• Sport
  • Paralympische Spiele

Bei den Paralympics gilt: Inklusion ist Gold

Länder wie Island, Schweden und die Niederlande sind auch bei den Paralympics von Paris besonders erfolgreich

  • Felix Lill
  • Lesedauer: 5 Min.
Dominant im Rollstuhlbasketball: die Frauen aus den Niederlanden, hier gegen die USA
Dominant im Rollstuhlbasketball: die Frauen aus den Niederlanden, hier gegen die USA

Wenn in Paris alles normal läuft, werden beim Rollstuhlbasketball am Ende wieder die Niederländerinnen oben stehen. 2021 in Tokio holten sie ohne größere Probleme Gold. Bei den noch bis Sonntag laufenden Spielen fuhren sie im Schongang durch die Vorrunde, schlugen Deutschland klar mit 20 Punkten. Auch im Viertelfinale gegen Spanien siegten sie locker mit 61:43. Im Rollstuhlbasketball gelten die Niederländerinnen als Maß der Dinge.
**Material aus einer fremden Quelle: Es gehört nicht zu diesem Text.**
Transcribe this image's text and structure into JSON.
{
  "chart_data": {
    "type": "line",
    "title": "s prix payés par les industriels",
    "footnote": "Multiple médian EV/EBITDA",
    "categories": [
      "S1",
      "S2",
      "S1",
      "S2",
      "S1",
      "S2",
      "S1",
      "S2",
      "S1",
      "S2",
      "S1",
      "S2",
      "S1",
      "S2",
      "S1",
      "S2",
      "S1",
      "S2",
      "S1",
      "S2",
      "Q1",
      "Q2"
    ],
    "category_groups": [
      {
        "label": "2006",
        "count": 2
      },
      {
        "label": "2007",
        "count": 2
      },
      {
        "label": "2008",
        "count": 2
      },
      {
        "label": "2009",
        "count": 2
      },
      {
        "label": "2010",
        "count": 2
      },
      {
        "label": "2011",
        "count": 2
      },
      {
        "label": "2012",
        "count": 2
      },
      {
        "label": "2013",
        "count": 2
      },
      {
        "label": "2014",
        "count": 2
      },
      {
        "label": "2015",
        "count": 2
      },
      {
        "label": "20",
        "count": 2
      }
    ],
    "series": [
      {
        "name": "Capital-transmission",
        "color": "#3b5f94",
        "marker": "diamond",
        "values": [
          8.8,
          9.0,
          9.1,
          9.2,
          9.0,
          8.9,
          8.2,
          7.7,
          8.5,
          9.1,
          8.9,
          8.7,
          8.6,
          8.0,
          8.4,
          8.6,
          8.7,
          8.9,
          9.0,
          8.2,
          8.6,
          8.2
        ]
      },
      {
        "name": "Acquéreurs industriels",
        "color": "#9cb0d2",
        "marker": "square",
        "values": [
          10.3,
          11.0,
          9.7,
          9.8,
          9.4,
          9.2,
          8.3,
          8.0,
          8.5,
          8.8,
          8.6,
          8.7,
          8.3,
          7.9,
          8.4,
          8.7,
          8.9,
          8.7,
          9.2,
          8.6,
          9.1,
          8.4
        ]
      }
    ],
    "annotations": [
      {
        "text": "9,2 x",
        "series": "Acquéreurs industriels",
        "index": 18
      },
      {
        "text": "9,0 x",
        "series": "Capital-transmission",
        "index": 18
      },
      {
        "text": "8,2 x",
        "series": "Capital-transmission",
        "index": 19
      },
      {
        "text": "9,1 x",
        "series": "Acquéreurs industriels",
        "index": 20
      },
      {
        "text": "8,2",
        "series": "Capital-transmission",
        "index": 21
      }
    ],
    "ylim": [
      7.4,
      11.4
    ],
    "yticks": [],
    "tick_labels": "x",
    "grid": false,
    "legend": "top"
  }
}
Allerdings nicht nur dort. Generell kommt es häufig vor, dass die Niederlande bei Paralympischen Spielen Gold holen. Im historischen Medaillenspiegel liegt Holland mit einer Bevölkerung von kaum 18 Millionen Menschen auf Platz acht. Jedes weitere Land in den Top 10 – die vorderen drei Plätze belegen die USA, Großbritannien und China – ist deutlich größer.

nd.DieWoche – unser wöchentlicher Newsletter

Mit unserem wöchentlichen Newsletter nd.DieWoche schauen Sie auf die wichtigsten Themen der Woche und lesen die Highlights unserer Samstagsausgabe bereits am Freitag. Hier das kostenlose Abo holen.

Wer sich neben dem Parasport auch noch mit Gesellschaftssystemen auseinandersetzt, ist davon nicht überrascht. Über die Niederlande sagt etwa Ian Brittain, Paralympics-Experte und Professor an der Coventry University: »Das ist ein Land, wo es stärkeren Glauben in Werte wie Inklusion und Chancengleichheit gibt.« Allen Menschen, ungeachtet körperlicher Beeinträchtigungen, würden mehr Möglichkeiten gegeben als anderswo, um das höchste Niveau zu erreichen.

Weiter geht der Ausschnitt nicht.